In a couple of months, I’m going to be 29. I suppose this means I am a “real” grown-up. A real grown-up with a marriage, a mortgage, 3 kids and a minivan. Oy vey! This decade has brought me closer to who I really am, yet I am old enough to realize how little I actually know. I’ve learned the most significant lessons of my life in the last five years. Though there is “nothing new under the sun,” – here are those lessons in my words.
1. My emotions do not always reflect reality. Emotions can be so overwhelming that they feel like the only things that are real. They are the way we perceive our world. The trouble is, we all experience different emotions for different reasons and to varying degrees. When I was first married, I used to get very upset at my husband and tell him, “I feel like you don’t love me anymore!” Ouch. I was so enmeshed in my own dysphoria that I could not see how wounding such a statement was. Or how far from the truth it was. Which brings me to number 2.
2. Talk to a man about the situation, not the emotion. We really do speak different emotional languages. “You said XYZ, which I took to mean _____” works much better than, “I feel like you don’t love me anymore!” This allows my husband to see what I took offense to and quickly reconcile it. Telling him I feel like he doesn’t care a twitch about me really doesn’t give him an out.

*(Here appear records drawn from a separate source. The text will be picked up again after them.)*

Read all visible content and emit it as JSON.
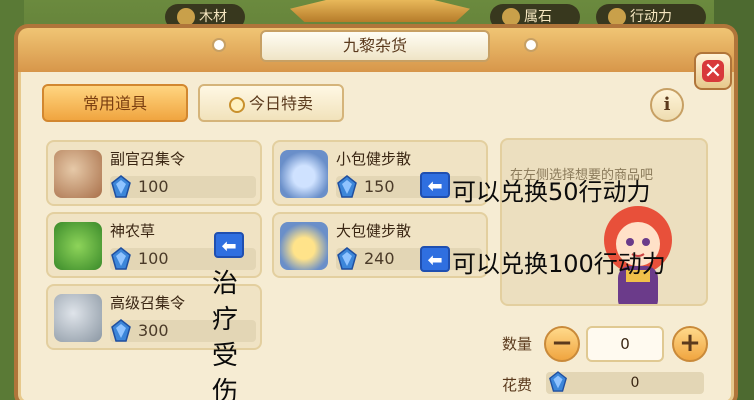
{
  "top_bar": {
    "wood_label": "木材",
    "stone_label": "属石",
    "action_label": "行动力"
  },
  "shop": {
    "title": "九黎杂货",
    "close_glyph": "✕",
    "info_glyph": "i"
  },
  "tabs": {
    "common": "常用道具",
    "today": "今日特卖"
  },
  "items": [
    {
      "name": "副官召集令",
      "price": "100",
      "icon": "scroll-icon"
    },
    {
      "name": "小包健步散",
      "price": "150",
      "icon": "bowl-icon"
    },
    {
      "name": "神农草",
      "price": "100",
      "icon": "herb-icon"
    },
    {
      "name": "大包健步散",
      "price": "240",
      "icon": "bowl-icon"
    },
    {
      "name": "高级召集令",
      "price": "300",
      "icon": "scroll-icon"
    }
  ],
  "preview": {
    "hint": "在左侧选择想要的商品吧"
  },
  "purchase": {
    "qty_label": "数量",
    "qty_value": "0",
    "minus": "−",
    "plus": "+",
    "cost_label": "花费",
    "cost_value": "0"
  },
  "annotations": {
    "arrow_glyph": "⬅",
    "note_small": "可以兑换50行动力",
    "note_big": "可以兑换100行动力",
    "note_vertical": "治疗受伤"
  },
  "colors": {
    "accent": "#f0a540",
    "gem": "#3c86d9",
    "arrow": "#2f6fe0",
    "close": "#d8393b"
  }
}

3. While in a fight, give the other person an “out.” Referring back to number 2. My typical response when upset is to tell you exactly what you did wrong, including the way you tied your shoes and took a piss this morning. But I have found that in order to “win” a fight, the other party has to feel like they haven’t really lost. Scolding them like a child never accomplishes what I really want, which is remorse for my pain. It can be tricky to get someone to both admit they were wrong and apologize for it without losing their dignity, but it’s worth the mental hula hoops I have to jump through to get it.
4. Just because love fades doesn’t mean it wasn’t there to begin with. People come and people go. Saying goodbye hurts. I’ve had to do it more times than I care to count. I try to remember that the person leaving my life and I did at one point in time genuinely enjoy one another, and that’s valuable.

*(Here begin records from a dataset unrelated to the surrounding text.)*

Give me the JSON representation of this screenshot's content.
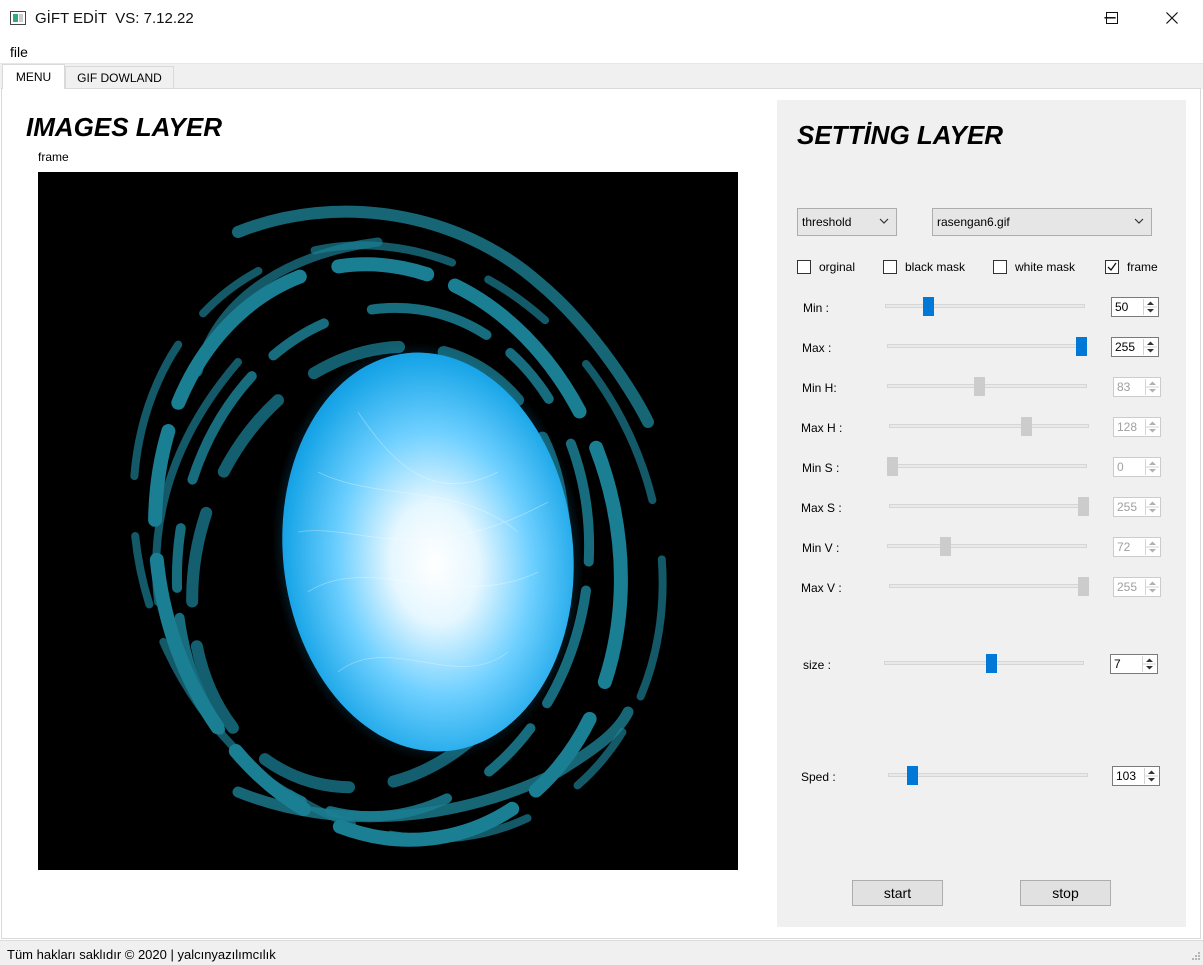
{
  "window": {
    "title": "GİFT EDİT  VS: 7.12.22",
    "minimize_glyph": "─",
    "maximize_glyph": "☐",
    "close_glyph": "✕"
  },
  "menu": {
    "file": "file"
  },
  "tabs": [
    {
      "label": "MENU",
      "selected": true
    },
    {
      "label": "GIF DOWLAND",
      "selected": false
    }
  ],
  "images_layer": {
    "title": "IMAGES LAYER",
    "frame_label": "frame"
  },
  "settings": {
    "title": "SETTİNG LAYER",
    "mode_combo": "threshold",
    "file_combo": "rasengan6.gif",
    "checkboxes": [
      {
        "label": "orginal",
        "checked": false
      },
      {
        "label": "black mask",
        "checked": false
      },
      {
        "label": "white mask",
        "checked": false
      },
      {
        "label": "frame",
        "checked": true
      }
    ],
    "sliders": [
      {
        "label": "Min :",
        "value": "50",
        "enabled": true,
        "position": 0.2
      },
      {
        "label": "Max :",
        "value": "255",
        "enabled": true,
        "position": 1.0
      },
      {
        "label": "Min H:",
        "value": "83",
        "enabled": false,
        "position": 0.46
      },
      {
        "label": "Max H :",
        "value": "128",
        "enabled": false,
        "position": 0.7
      },
      {
        "label": "Min S :",
        "value": "0",
        "enabled": false,
        "position": 0.0
      },
      {
        "label": "Max S :",
        "value": "255",
        "enabled": false,
        "position": 1.0
      },
      {
        "label": "Min V :",
        "value": "72",
        "enabled": false,
        "position": 0.28
      },
      {
        "label": "Max V :",
        "value": "255",
        "enabled": false,
        "position": 1.0
      },
      {
        "label": "size :",
        "value": "7",
        "enabled": true,
        "position": 0.54
      },
      {
        "label": "Sped :",
        "value": "103",
        "enabled": true,
        "position": 0.1
      }
    ],
    "start_button": "start",
    "stop_button": "stop"
  },
  "status": {
    "text": "Tüm hakları saklıdır © 2020 | yalcınyazılımcılık"
  },
  "colors": {
    "accent": "#0078d7",
    "panel": "#f0f0f0",
    "orb": "#1aa6e8",
    "swirl": "#1b7f94"
  }
}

5. Different friendships serve different roles. Too many times I’ve tried to jam someone into a spot in my heart that I needed to fill when they simply don’t fit there. I’ve tried to hold people accountable to the same standards. None of that works. Friendships must be mutually satisfying endeavors. If my Show Up friend couldn’t be my Give Me Life’s Answers friend, that’s not his/her fault. But if my Show Up person stopped showing up, well then, we have a problem.
6. A marriage requires introspection and self-evaluation. When guys I dated offended me, I could tear out of there in a fury and await their remorseful call. Usually it worked, but if they never called, screw them. You can’t do that in a marriage. You have to take responsibility for your own shit.
7. Do not chase people. Give and take equally. Do not force yourself into other’s lives in hopes they will see how great you are. If they haven’t caught the hint, find someone else who will.
These lessons were little breaths of fresh air when I arrived at them. I look forward to the lessons to come so I know that I’m actually moving forward instead of spinning my wheels.